Les cautions ne démontrant pas que leur engagement de caution est manifestement disproportionné, la décision dont appel sera confirmée sur ce point.
'Sur la responsabilité de la banque :
A titre très subsidiaire, les cautions soutiennent que si elles avaient été alertées sur le caractère disproportionné de leurs engagements, elles n'auraient pas accepté de s'engager. La BPS était tenue à leur égard, en leur qualité de cautions non averties, d'un devoir de mise en garde sur les risques de l'opération envisagée, que ce soit sur les risques de non-remboursement de la dette par l'emprunteur ou sur la disproportion de leurs engagements au vu de leur patrimoine. Elles demandent en conséquence à être indemnisées au titre de la perte de chance de ne pas contracter à hauteur de 166 724,99 euros et la compensation de leur dette avec la créance à l'égard de la BPS.
La BPS argue, l'engagement de cautionnement n'étant pas disproportionné, qu'il ne peut lui être reproché d'avoir manqué à son obligation de mise en garde. En effet, l'emprunteur ayant procédé au remboursement des échéances pendant plusieurs années, le risque de non-remboursement de la dette n'était donc pas prévisible. Par ailleurs, les cautions ont été parfaitement informées de la nature et de la portée de leurs engagements.
La démonstration sur le caractère disproportionné de l'engagement de caution ayant échoué, M. et Mme [W] ne peuvent pas prétendre que la BPS était tenue à ce titre d'un devoir de mise en garde à ce titre.
Par ailleurs, s'agissant du devoir de mise en garde sur le risque de non-remboursement par l'emprunteur principal, la BPS, à juste titre, rappelle que M. et Mme [W] ont pu rembourser le crédit sans incident entre janvier 2008 et mai 2016 ; ce qui permet de démontrer que le crédit n'était pas, lors de sa souscription et pendant plusieurs années ensuite, inadapté à leurs capacités financières.
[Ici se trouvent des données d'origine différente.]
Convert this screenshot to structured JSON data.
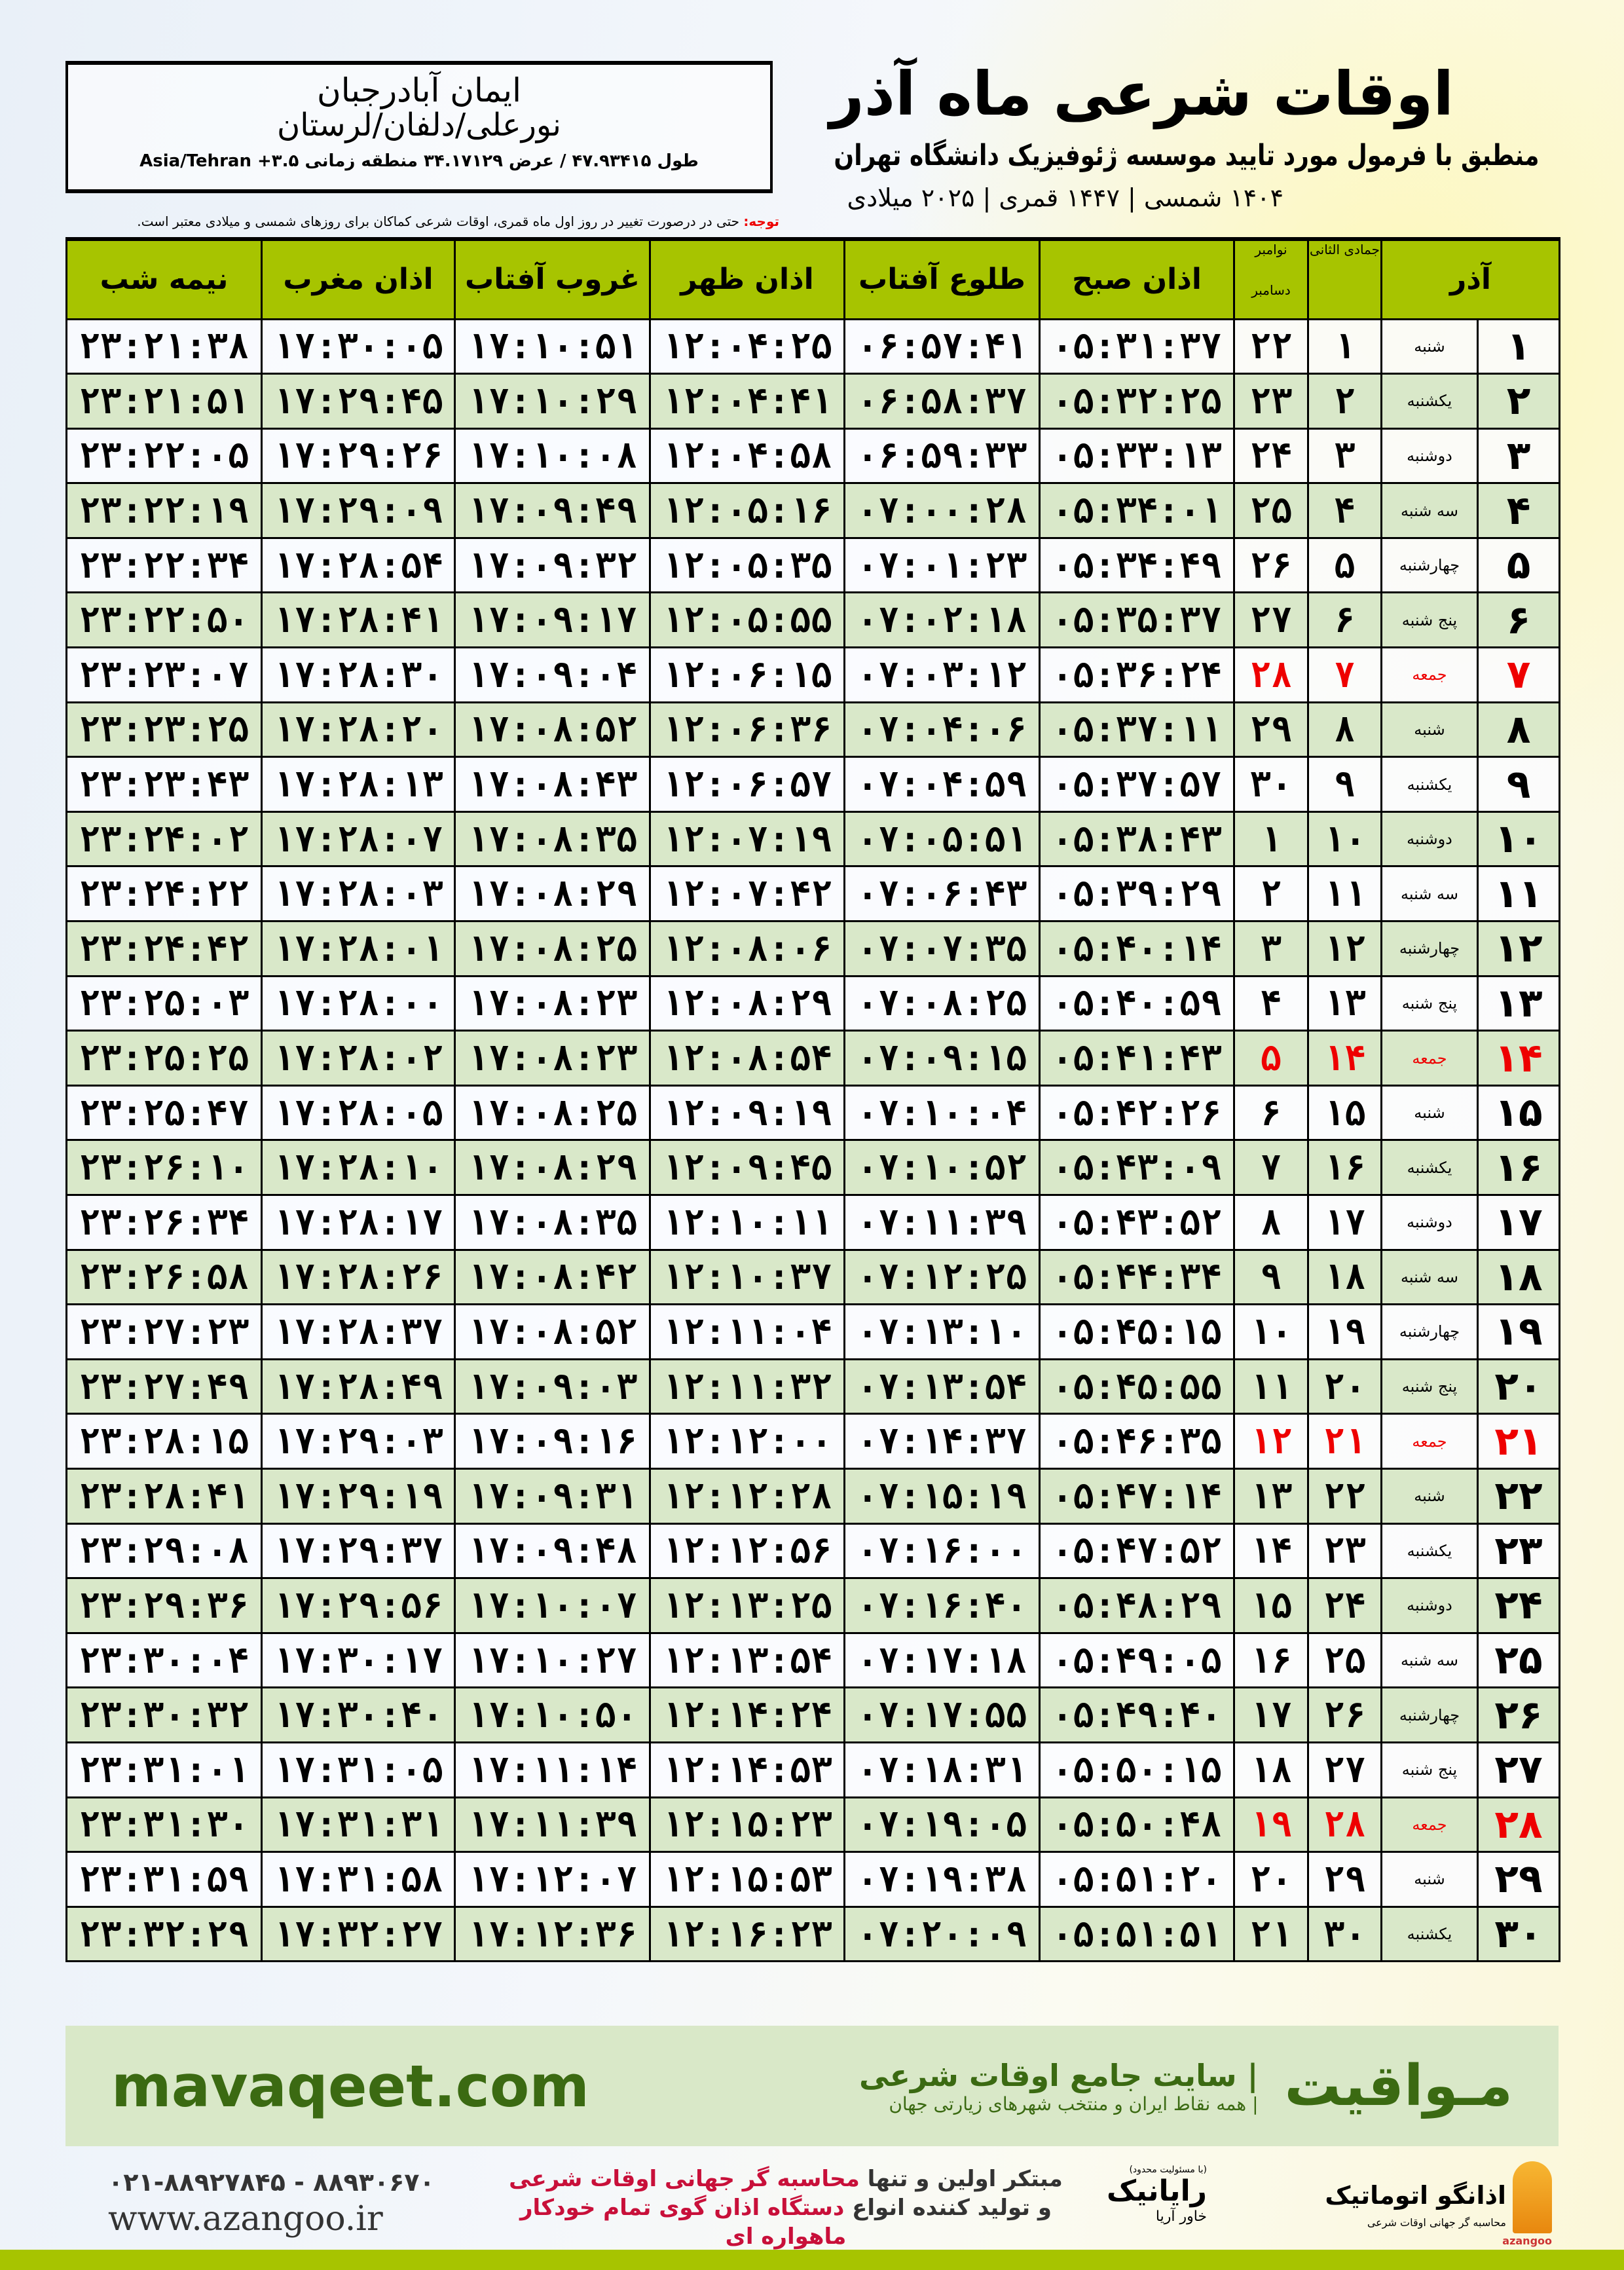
{
  "header": {
    "title": "اوقات شرعی ماه آذر",
    "subtitle": "منطبق با فرمول مورد تایید موسسه ژئوفیزیک دانشگاه تهران",
    "dates": "۱۴۰۴ شمسی | ۱۴۴۷ قمری | ۲۰۲۵ میلادی"
  },
  "location": {
    "name": "ایمان آبادرجبان",
    "region": "نورعلی/دلفان/لرستان",
    "coords": "طول ۴۷.۹۳۴۱۵ / عرض ۳۴.۱۷۱۲۹ منطقه زمانی ۳.۵+ Asia/Tehran"
  },
  "note": {
    "label": "توجه:",
    "text": " حتی در درصورت تغییر در روز اول ماه قمری، اوقات شرعی کماکان برای روزهای شمسی و میلادی معتبر است."
  },
  "columns": {
    "month": "آذر",
    "hijri": "جمادی الثانی",
    "gregorian_top": "نوامبر",
    "gregorian_bottom": "دسامبر",
    "fajr": "اذان صبح",
    "sunrise": "طلوع آفتاب",
    "dhuhr": "اذان ظهر",
    "sunset": "غروب آفتاب",
    "maghrib": "اذان مغرب",
    "midnight": "نیمه شب"
  },
  "colors": {
    "header_green": "#a7c400",
    "row_green": "#d9e8c9",
    "friday_red": "#e00000",
    "brand_green": "#3b6a12"
  },
  "rows": [
    [
      "۱",
      "شنبه",
      "۱",
      "۲۲",
      "۰۵:۳۱:۳۷",
      "۰۶:۵۷:۴۱",
      "۱۲:۰۴:۲۵",
      "۱۷:۱۰:۵۱",
      "۱۷:۳۰:۰۵",
      "۲۳:۲۱:۳۸"
    ],
    [
      "۲",
      "یکشنبه",
      "۲",
      "۲۳",
      "۰۵:۳۲:۲۵",
      "۰۶:۵۸:۳۷",
      "۱۲:۰۴:۴۱",
      "۱۷:۱۰:۲۹",
      "۱۷:۲۹:۴۵",
      "۲۳:۲۱:۵۱"
    ],
    [
      "۳",
      "دوشنبه",
      "۳",
      "۲۴",
      "۰۵:۳۳:۱۳",
      "۰۶:۵۹:۳۳",
      "۱۲:۰۴:۵۸",
      "۱۷:۱۰:۰۸",
      "۱۷:۲۹:۲۶",
      "۲۳:۲۲:۰۵"
    ],
    [
      "۴",
      "سه شنبه",
      "۴",
      "۲۵",
      "۰۵:۳۴:۰۱",
      "۰۷:۰۰:۲۸",
      "۱۲:۰۵:۱۶",
      "۱۷:۰۹:۴۹",
      "۱۷:۲۹:۰۹",
      "۲۳:۲۲:۱۹"
    ],
    [
      "۵",
      "چهارشنبه",
      "۵",
      "۲۶",
      "۰۵:۳۴:۴۹",
      "۰۷:۰۱:۲۳",
      "۱۲:۰۵:۳۵",
      "۱۷:۰۹:۳۲",
      "۱۷:۲۸:۵۴",
      "۲۳:۲۲:۳۴"
    ],
    [
      "۶",
      "پنج شنبه",
      "۶",
      "۲۷",
      "۰۵:۳۵:۳۷",
      "۰۷:۰۲:۱۸",
      "۱۲:۰۵:۵۵",
      "۱۷:۰۹:۱۷",
      "۱۷:۲۸:۴۱",
      "۲۳:۲۲:۵۰"
    ],
    [
      "۷",
      "جمعه",
      "۷",
      "۲۸",
      "۰۵:۳۶:۲۴",
      "۰۷:۰۳:۱۲",
      "۱۲:۰۶:۱۵",
      "۱۷:۰۹:۰۴",
      "۱۷:۲۸:۳۰",
      "۲۳:۲۳:۰۷"
    ],
    [
      "۸",
      "شنبه",
      "۸",
      "۲۹",
      "۰۵:۳۷:۱۱",
      "۰۷:۰۴:۰۶",
      "۱۲:۰۶:۳۶",
      "۱۷:۰۸:۵۲",
      "۱۷:۲۸:۲۰",
      "۲۳:۲۳:۲۵"
    ],
    [
      "۹",
      "یکشنبه",
      "۹",
      "۳۰",
      "۰۵:۳۷:۵۷",
      "۰۷:۰۴:۵۹",
      "۱۲:۰۶:۵۷",
      "۱۷:۰۸:۴۳",
      "۱۷:۲۸:۱۳",
      "۲۳:۲۳:۴۳"
    ],
    [
      "۱۰",
      "دوشنبه",
      "۱۰",
      "۱",
      "۰۵:۳۸:۴۳",
      "۰۷:۰۵:۵۱",
      "۱۲:۰۷:۱۹",
      "۱۷:۰۸:۳۵",
      "۱۷:۲۸:۰۷",
      "۲۳:۲۴:۰۲"
    ],
    [
      "۱۱",
      "سه شنبه",
      "۱۱",
      "۲",
      "۰۵:۳۹:۲۹",
      "۰۷:۰۶:۴۳",
      "۱۲:۰۷:۴۲",
      "۱۷:۰۸:۲۹",
      "۱۷:۲۸:۰۳",
      "۲۳:۲۴:۲۲"
    ],
    [
      "۱۲",
      "چهارشنبه",
      "۱۲",
      "۳",
      "۰۵:۴۰:۱۴",
      "۰۷:۰۷:۳۵",
      "۱۲:۰۸:۰۶",
      "۱۷:۰۸:۲۵",
      "۱۷:۲۸:۰۱",
      "۲۳:۲۴:۴۲"
    ],
    [
      "۱۳",
      "پنج شنبه",
      "۱۳",
      "۴",
      "۰۵:۴۰:۵۹",
      "۰۷:۰۸:۲۵",
      "۱۲:۰۸:۲۹",
      "۱۷:۰۸:۲۳",
      "۱۷:۲۸:۰۰",
      "۲۳:۲۵:۰۳"
    ],
    [
      "۱۴",
      "جمعه",
      "۱۴",
      "۵",
      "۰۵:۴۱:۴۳",
      "۰۷:۰۹:۱۵",
      "۱۲:۰۸:۵۴",
      "۱۷:۰۸:۲۳",
      "۱۷:۲۸:۰۲",
      "۲۳:۲۵:۲۵"
    ],
    [
      "۱۵",
      "شنبه",
      "۱۵",
      "۶",
      "۰۵:۴۲:۲۶",
      "۰۷:۱۰:۰۴",
      "۱۲:۰۹:۱۹",
      "۱۷:۰۸:۲۵",
      "۱۷:۲۸:۰۵",
      "۲۳:۲۵:۴۷"
    ],
    [
      "۱۶",
      "یکشنبه",
      "۱۶",
      "۷",
      "۰۵:۴۳:۰۹",
      "۰۷:۱۰:۵۲",
      "۱۲:۰۹:۴۵",
      "۱۷:۰۸:۲۹",
      "۱۷:۲۸:۱۰",
      "۲۳:۲۶:۱۰"
    ],
    [
      "۱۷",
      "دوشنبه",
      "۱۷",
      "۸",
      "۰۵:۴۳:۵۲",
      "۰۷:۱۱:۳۹",
      "۱۲:۱۰:۱۱",
      "۱۷:۰۸:۳۵",
      "۱۷:۲۸:۱۷",
      "۲۳:۲۶:۳۴"
    ],
    [
      "۱۸",
      "سه شنبه",
      "۱۸",
      "۹",
      "۰۵:۴۴:۳۴",
      "۰۷:۱۲:۲۵",
      "۱۲:۱۰:۳۷",
      "۱۷:۰۸:۴۲",
      "۱۷:۲۸:۲۶",
      "۲۳:۲۶:۵۸"
    ],
    [
      "۱۹",
      "چهارشنبه",
      "۱۹",
      "۱۰",
      "۰۵:۴۵:۱۵",
      "۰۷:۱۳:۱۰",
      "۱۲:۱۱:۰۴",
      "۱۷:۰۸:۵۲",
      "۱۷:۲۸:۳۷",
      "۲۳:۲۷:۲۳"
    ],
    [
      "۲۰",
      "پنج شنبه",
      "۲۰",
      "۱۱",
      "۰۵:۴۵:۵۵",
      "۰۷:۱۳:۵۴",
      "۱۲:۱۱:۳۲",
      "۱۷:۰۹:۰۳",
      "۱۷:۲۸:۴۹",
      "۲۳:۲۷:۴۹"
    ],
    [
      "۲۱",
      "جمعه",
      "۲۱",
      "۱۲",
      "۰۵:۴۶:۳۵",
      "۰۷:۱۴:۳۷",
      "۱۲:۱۲:۰۰",
      "۱۷:۰۹:۱۶",
      "۱۷:۲۹:۰۳",
      "۲۳:۲۸:۱۵"
    ],
    [
      "۲۲",
      "شنبه",
      "۲۲",
      "۱۳",
      "۰۵:۴۷:۱۴",
      "۰۷:۱۵:۱۹",
      "۱۲:۱۲:۲۸",
      "۱۷:۰۹:۳۱",
      "۱۷:۲۹:۱۹",
      "۲۳:۲۸:۴۱"
    ],
    [
      "۲۳",
      "یکشنبه",
      "۲۳",
      "۱۴",
      "۰۵:۴۷:۵۲",
      "۰۷:۱۶:۰۰",
      "۱۲:۱۲:۵۶",
      "۱۷:۰۹:۴۸",
      "۱۷:۲۹:۳۷",
      "۲۳:۲۹:۰۸"
    ],
    [
      "۲۴",
      "دوشنبه",
      "۲۴",
      "۱۵",
      "۰۵:۴۸:۲۹",
      "۰۷:۱۶:۴۰",
      "۱۲:۱۳:۲۵",
      "۱۷:۱۰:۰۷",
      "۱۷:۲۹:۵۶",
      "۲۳:۲۹:۳۶"
    ],
    [
      "۲۵",
      "سه شنبه",
      "۲۵",
      "۱۶",
      "۰۵:۴۹:۰۵",
      "۰۷:۱۷:۱۸",
      "۱۲:۱۳:۵۴",
      "۱۷:۱۰:۲۷",
      "۱۷:۳۰:۱۷",
      "۲۳:۳۰:۰۴"
    ],
    [
      "۲۶",
      "چهارشنبه",
      "۲۶",
      "۱۷",
      "۰۵:۴۹:۴۰",
      "۰۷:۱۷:۵۵",
      "۱۲:۱۴:۲۴",
      "۱۷:۱۰:۵۰",
      "۱۷:۳۰:۴۰",
      "۲۳:۳۰:۳۲"
    ],
    [
      "۲۷",
      "پنج شنبه",
      "۲۷",
      "۱۸",
      "۰۵:۵۰:۱۵",
      "۰۷:۱۸:۳۱",
      "۱۲:۱۴:۵۳",
      "۱۷:۱۱:۱۴",
      "۱۷:۳۱:۰۵",
      "۲۳:۳۱:۰۱"
    ],
    [
      "۲۸",
      "جمعه",
      "۲۸",
      "۱۹",
      "۰۵:۵۰:۴۸",
      "۰۷:۱۹:۰۵",
      "۱۲:۱۵:۲۳",
      "۱۷:۱۱:۳۹",
      "۱۷:۳۱:۳۱",
      "۲۳:۳۱:۳۰"
    ],
    [
      "۲۹",
      "شنبه",
      "۲۹",
      "۲۰",
      "۰۵:۵۱:۲۰",
      "۰۷:۱۹:۳۸",
      "۱۲:۱۵:۵۳",
      "۱۷:۱۲:۰۷",
      "۱۷:۳۱:۵۸",
      "۲۳:۳۱:۵۹"
    ],
    [
      "۳۰",
      "یکشنبه",
      "۳۰",
      "۲۱",
      "۰۵:۵۱:۵۱",
      "۰۷:۲۰:۰۹",
      "۱۲:۱۶:۲۳",
      "۱۷:۱۲:۳۶",
      "۱۷:۳۲:۲۷",
      "۲۳:۳۲:۲۹"
    ]
  ],
  "friday_label": "جمعه",
  "footer": {
    "brand": "مـواقیت",
    "slogan": "| سایت جامع اوقات شرعی",
    "slogan2": "| همه نقاط ایران و منتخب شهرهای زیارتی جهان",
    "site": "mavaqeet.com",
    "phone": "۰۲۱-۸۸۹۲۷۸۴۵ - ۸۸۹۳۰۶۷۰",
    "www": "www.azangoo.ir",
    "promo1a": "مبتکر اولین و تنها ",
    "promo1b": "محاسبه گر جهانی اوقات شرعی",
    "promo2a": "و تولید کننده انواع ",
    "promo2b": "دستگاه اذان گوی تمام خودکار ماهواره ای",
    "rayanik": "رایانیک",
    "rayanik_small": "(با مسئولیت محدود)",
    "rayanik_side": "خاور آریا",
    "azangoo": "اذانگو اتوماتیک",
    "azangoo_sub": "محاسبه گر جهانی اوقات شرعی",
    "azangoo_en": "azangoo"
  }
}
Ce moyen étant en voie de rejet, la décision dont appel sera confirmée sur ce point.
' Sur la demande de suspension des voies d'exécution :
A titre infiniment subsidiaire, les cautions sollicitent à titre subsidiaire, la suspension des mesures d'exécution à leur encontre compte tenu de la procédure de surendettement les concernant et de l'état de recevabilité de leur dossier en date du 7 janvier 2021.
La BPS, en réponse, rappelant les dispositions de l'article L.722-3 du Code de la consommation, expose qu'elle ne pourra pas procéder à l'exécution forcée de la décision qui sera rendue jusqu'à expiration du délai prévu à cet article.
L'article L. 722-3 précité, dispose que : « La recevabilité de la demande emporte suspension et interdiction des procédures d'exécution diligentées à l'encontre des biens du débiteur ainsi que des cessions de rémunération consenties par celui-ci et portant sur les dettes autres qu'alimentaires. »
De fait, par application dudit article, la BPS ne peut engager aucune mesure d'exécution à l'encontre de M. et Mme [W]. La demande est donc sans objet.
Sur les demandes accessoires :
Chaque partie succombant partiellement dans ses prétentions d'appel, il sera fait masse des dépens lesquels seront supportés par moitié par chacune d'entre elles.
PAR CES MOTIFS
LA COUR statuant, contradictoirement,
CONFIRME le jugement entrepris en ses dispositions telles qu'elles ont été déférées devant la cour d'appel,
Y ajoutant :
DIT n'y avoir lieu à application des dispositions de l'article 700 du Code de Procédure Civile,
FAIT MASSE des dépens d'appel et condamne chaque partie à en supporter la charge à concurrence de moitié.